Sri Lanka has bowed to intense pressure from medical experts after recording its highest single-day COVID-19 death toll of 187 and 3,793 new cases on Wednesday and announcing a 10-day lockdown beginning tonight.

Sri Lanka will be re-locked as the number of COVID deaths increases

The island states had to take drastic measures to contain the spread of the coronavirus as rising infections and deaths overwhelm Sri Lanka’s hospitals, morgues and crematoriums.

Sri Lanka has reported a total of 372,079 infections with 6,604 deaths since the outbreak began last year. Health experts say the actual toll was at least twice that.

“Nationwide lockdown in effect from 10pm today (August 20th) to Monday (August 30th). All essential services will work as usual, ”Health Minister Keheliya Rambukwella said on Twitter.

A subordinate health minister, Channa Jayasumana, had described the Delta variant of the virus as “a powerful bomb that has exploded in Colombo and is spreading elsewhere”.

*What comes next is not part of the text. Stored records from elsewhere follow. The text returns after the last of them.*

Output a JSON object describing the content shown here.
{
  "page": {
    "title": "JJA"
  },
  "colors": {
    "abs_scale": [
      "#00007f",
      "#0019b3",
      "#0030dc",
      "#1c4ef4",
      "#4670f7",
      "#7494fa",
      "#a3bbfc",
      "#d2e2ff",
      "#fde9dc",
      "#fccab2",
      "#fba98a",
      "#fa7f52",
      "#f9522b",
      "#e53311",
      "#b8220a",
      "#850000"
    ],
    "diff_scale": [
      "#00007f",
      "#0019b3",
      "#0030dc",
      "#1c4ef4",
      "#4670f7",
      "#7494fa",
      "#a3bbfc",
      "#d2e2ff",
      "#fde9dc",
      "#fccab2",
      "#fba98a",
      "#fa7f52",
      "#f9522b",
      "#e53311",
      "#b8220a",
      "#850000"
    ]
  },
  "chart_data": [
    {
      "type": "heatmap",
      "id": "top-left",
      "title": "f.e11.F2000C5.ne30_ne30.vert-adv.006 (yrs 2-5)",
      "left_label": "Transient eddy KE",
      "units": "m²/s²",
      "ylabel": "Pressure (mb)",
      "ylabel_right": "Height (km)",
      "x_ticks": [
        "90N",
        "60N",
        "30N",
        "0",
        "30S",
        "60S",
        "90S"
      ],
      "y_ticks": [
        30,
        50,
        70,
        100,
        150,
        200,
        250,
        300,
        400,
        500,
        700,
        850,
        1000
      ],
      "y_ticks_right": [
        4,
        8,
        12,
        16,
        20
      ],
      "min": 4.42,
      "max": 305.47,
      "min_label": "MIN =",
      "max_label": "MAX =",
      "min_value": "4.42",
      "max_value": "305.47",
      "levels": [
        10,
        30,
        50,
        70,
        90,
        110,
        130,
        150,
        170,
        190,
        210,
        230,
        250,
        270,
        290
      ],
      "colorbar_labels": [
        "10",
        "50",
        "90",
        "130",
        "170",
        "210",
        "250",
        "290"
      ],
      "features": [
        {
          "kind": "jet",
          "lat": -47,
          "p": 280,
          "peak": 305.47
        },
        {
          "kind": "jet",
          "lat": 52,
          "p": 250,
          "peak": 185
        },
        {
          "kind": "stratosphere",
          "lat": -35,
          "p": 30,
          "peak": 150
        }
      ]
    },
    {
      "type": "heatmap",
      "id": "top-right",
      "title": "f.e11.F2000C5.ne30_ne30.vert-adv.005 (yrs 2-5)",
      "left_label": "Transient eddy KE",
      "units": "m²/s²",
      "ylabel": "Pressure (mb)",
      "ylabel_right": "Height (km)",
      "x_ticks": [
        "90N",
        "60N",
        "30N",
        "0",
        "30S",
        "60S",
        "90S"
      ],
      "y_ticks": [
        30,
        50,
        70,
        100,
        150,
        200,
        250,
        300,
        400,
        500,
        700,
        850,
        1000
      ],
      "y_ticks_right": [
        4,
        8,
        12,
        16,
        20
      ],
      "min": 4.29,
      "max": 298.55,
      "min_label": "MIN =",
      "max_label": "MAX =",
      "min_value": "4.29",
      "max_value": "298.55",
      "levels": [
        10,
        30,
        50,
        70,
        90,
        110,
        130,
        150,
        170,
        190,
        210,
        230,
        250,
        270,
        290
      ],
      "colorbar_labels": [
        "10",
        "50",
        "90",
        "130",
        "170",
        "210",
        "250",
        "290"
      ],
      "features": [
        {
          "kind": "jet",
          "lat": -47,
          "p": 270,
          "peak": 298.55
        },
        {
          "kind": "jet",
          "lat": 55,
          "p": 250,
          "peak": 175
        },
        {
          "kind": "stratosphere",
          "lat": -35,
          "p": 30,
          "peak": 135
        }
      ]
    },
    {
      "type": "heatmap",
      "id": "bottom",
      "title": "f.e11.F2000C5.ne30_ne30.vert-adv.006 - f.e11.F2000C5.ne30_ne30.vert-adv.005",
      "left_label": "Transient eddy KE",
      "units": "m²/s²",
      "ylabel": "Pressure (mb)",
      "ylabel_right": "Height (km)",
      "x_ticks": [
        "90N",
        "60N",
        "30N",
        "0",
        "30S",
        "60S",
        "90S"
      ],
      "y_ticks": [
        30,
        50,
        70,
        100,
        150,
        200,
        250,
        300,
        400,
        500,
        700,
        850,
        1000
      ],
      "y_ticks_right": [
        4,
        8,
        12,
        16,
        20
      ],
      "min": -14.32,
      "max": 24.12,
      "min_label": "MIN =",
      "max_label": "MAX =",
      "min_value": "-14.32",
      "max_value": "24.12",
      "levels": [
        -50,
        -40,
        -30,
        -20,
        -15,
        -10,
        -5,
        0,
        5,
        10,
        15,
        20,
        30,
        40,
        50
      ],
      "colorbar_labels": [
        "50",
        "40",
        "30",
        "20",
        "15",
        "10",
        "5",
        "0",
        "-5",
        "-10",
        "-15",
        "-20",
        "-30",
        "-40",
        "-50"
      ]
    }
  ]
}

Medical professionals, religious leaders, politicians and business people have called for an immediate nationwide lockdown to contain the spread of infection.

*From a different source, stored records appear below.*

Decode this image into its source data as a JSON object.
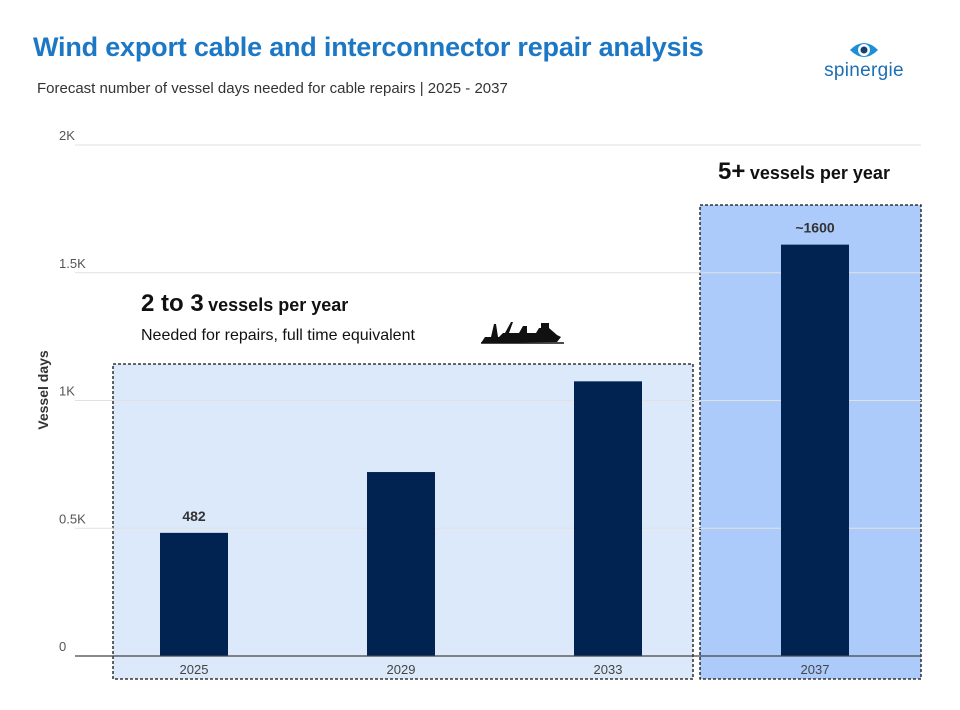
{
  "header": {
    "title": "Wind export cable and interconnector repair analysis",
    "subtitle": "Forecast number of vessel days needed for cable repairs | 2025 - 2037"
  },
  "logo": {
    "text": "spinergie"
  },
  "annotations": {
    "range_big": "2 to 3",
    "range_rest": "vessels per year",
    "range_note": "Needed for repairs,  full time equivalent",
    "future_big": "5+",
    "future_rest": "vessels per year"
  },
  "colors": {
    "bar": "#002352",
    "title": "#1c78c4",
    "region_current": "#dbe9fb",
    "region_future": "#adcbfa"
  },
  "chart_data": {
    "type": "bar",
    "categories": [
      "2025",
      "2029",
      "2033",
      "2037"
    ],
    "values": [
      482,
      720,
      1075,
      1610
    ],
    "data_labels": [
      "482",
      "",
      "",
      "~1600"
    ],
    "ylabel": "Vessel days",
    "ylim": [
      0,
      2000
    ],
    "yticks": [
      0,
      500,
      1000,
      1500,
      2000
    ],
    "ytick_labels": [
      "0",
      "0.5K",
      "1K",
      "1.5K",
      "2K"
    ],
    "grid": true,
    "highlight_regions": [
      {
        "from": "2025",
        "to": "2033",
        "style": "light"
      },
      {
        "from": "2037",
        "to": "2037",
        "style": "strong"
      }
    ]
  }
}
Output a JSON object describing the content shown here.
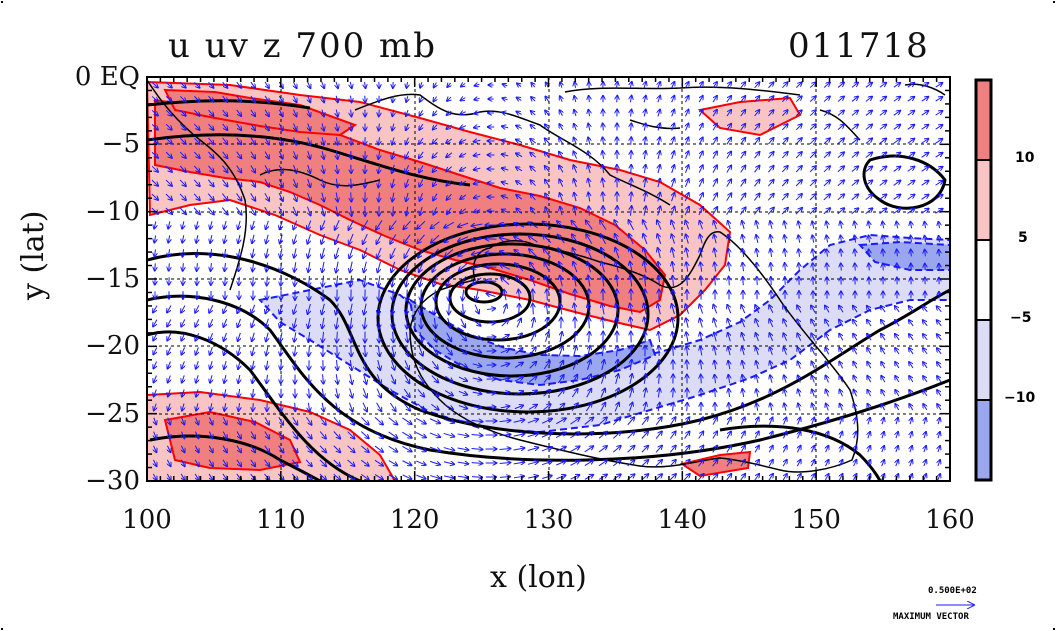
{
  "title": {
    "variables": "u uv z 700 mb",
    "date": "011718"
  },
  "axes": {
    "x_label": "x (lon)",
    "y_label": "y (lat)",
    "x_ticks": [
      "100",
      "110",
      "120",
      "130",
      "140",
      "150",
      "160"
    ],
    "y_ticks": [
      "0 EQ",
      "−5",
      "−10",
      "−15",
      "−20",
      "−25",
      "−30"
    ],
    "x_range": [
      100,
      160
    ],
    "y_range": [
      -30,
      0
    ]
  },
  "colorbar": {
    "labels": [
      "10",
      "5",
      "−5",
      "−10"
    ],
    "colors": [
      "#f08080",
      "#f8c4c4",
      "#ffffff",
      "#dcdcf6",
      "#9aa6ee"
    ]
  },
  "vector_key": {
    "value": "0.500E+02",
    "label": "MAXIMUM VECTOR"
  },
  "colors": {
    "contour": "#000000",
    "wind_vector": "#1a1aff",
    "positive_line": "#ff0000",
    "negative_line": "#1a1aff"
  }
}
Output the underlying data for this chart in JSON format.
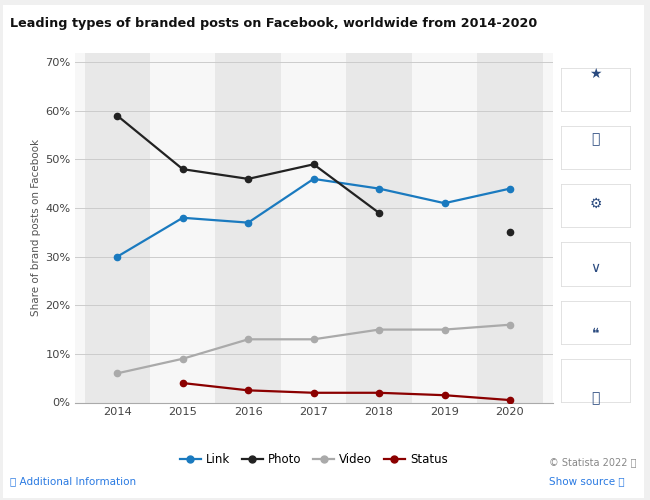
{
  "title": "Leading types of branded posts on Facebook, worldwide from 2014-2020",
  "years": [
    2014,
    2015,
    2016,
    2017,
    2018,
    2019,
    2020
  ],
  "link": [
    30,
    38,
    37,
    46,
    44,
    41,
    44
  ],
  "photo": [
    59,
    48,
    46,
    49,
    39,
    null,
    35
  ],
  "video": [
    6,
    9,
    13,
    13,
    15,
    15,
    16
  ],
  "status": [
    null,
    4,
    2.5,
    2,
    2,
    1.5,
    0.5
  ],
  "ylabel": "Share of brand posts on Facebook",
  "ylim": [
    0,
    72
  ],
  "yticks": [
    0,
    10,
    20,
    30,
    40,
    50,
    60,
    70
  ],
  "ytick_labels": [
    "0%",
    "10%",
    "20%",
    "30%",
    "40%",
    "50%",
    "60%",
    "70%"
  ],
  "bg_color": "#ffffff",
  "outer_bg": "#f0f0f0",
  "plot_bg_color": "#f7f7f7",
  "band_colors_even": "#e8e8e8",
  "band_colors_odd": "#f7f7f7",
  "link_color": "#1a7abf",
  "photo_color": "#222222",
  "video_color": "#aaaaaa",
  "status_color": "#8b0000",
  "legend_labels": [
    "Link",
    "Photo",
    "Video",
    "Status"
  ],
  "footer_left": "Additional Information",
  "footer_right": "© Statista 2022",
  "show_source": "Show source"
}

Doctors and unions warned that hospitals and morgues were reaching their maximum capacity and repeatedly urged the government to impose a lockdown.

The Sri Lankan government delayed the action, citing the ailing economy.

Daily infections in Sri Lanka have more than doubled to an average of 3,897 in one month.

Hospitals in the country of 21 million people are overcrowded with COVID-19 patients as the highly transmissible Delta variant rushes through the population.

Many restrictions are already in place, schools, gyms and swimming pools are closed, and weddings and music shows are prohibited. The authorities also imposed a night curfew from Monday, which restricted freedom of movement from 10 p.m. to 4 a.m. every day.

The third wave of infections in Sri Lanka was attributed to the traditional Sinhala and Tamil New Year celebrations in mid-April.

After a month-long lockdown, the government reopened the country in June, relying on an aggressive vaccination campaign as the main strategy to combat the spread.

Around a quarter of Sri Lanka’s population is fully vaccinated, most of them with the Chinese Sinopharm vaccine.

Sri Lanka has also approved Pfizer, Moderna, AstraZeneca and Russia’s Sputnik V shots.

Although more than five million of the 21 million population are receiving two doses of the vaccine, the virus has infected more people than the capacity of state and private hospitals.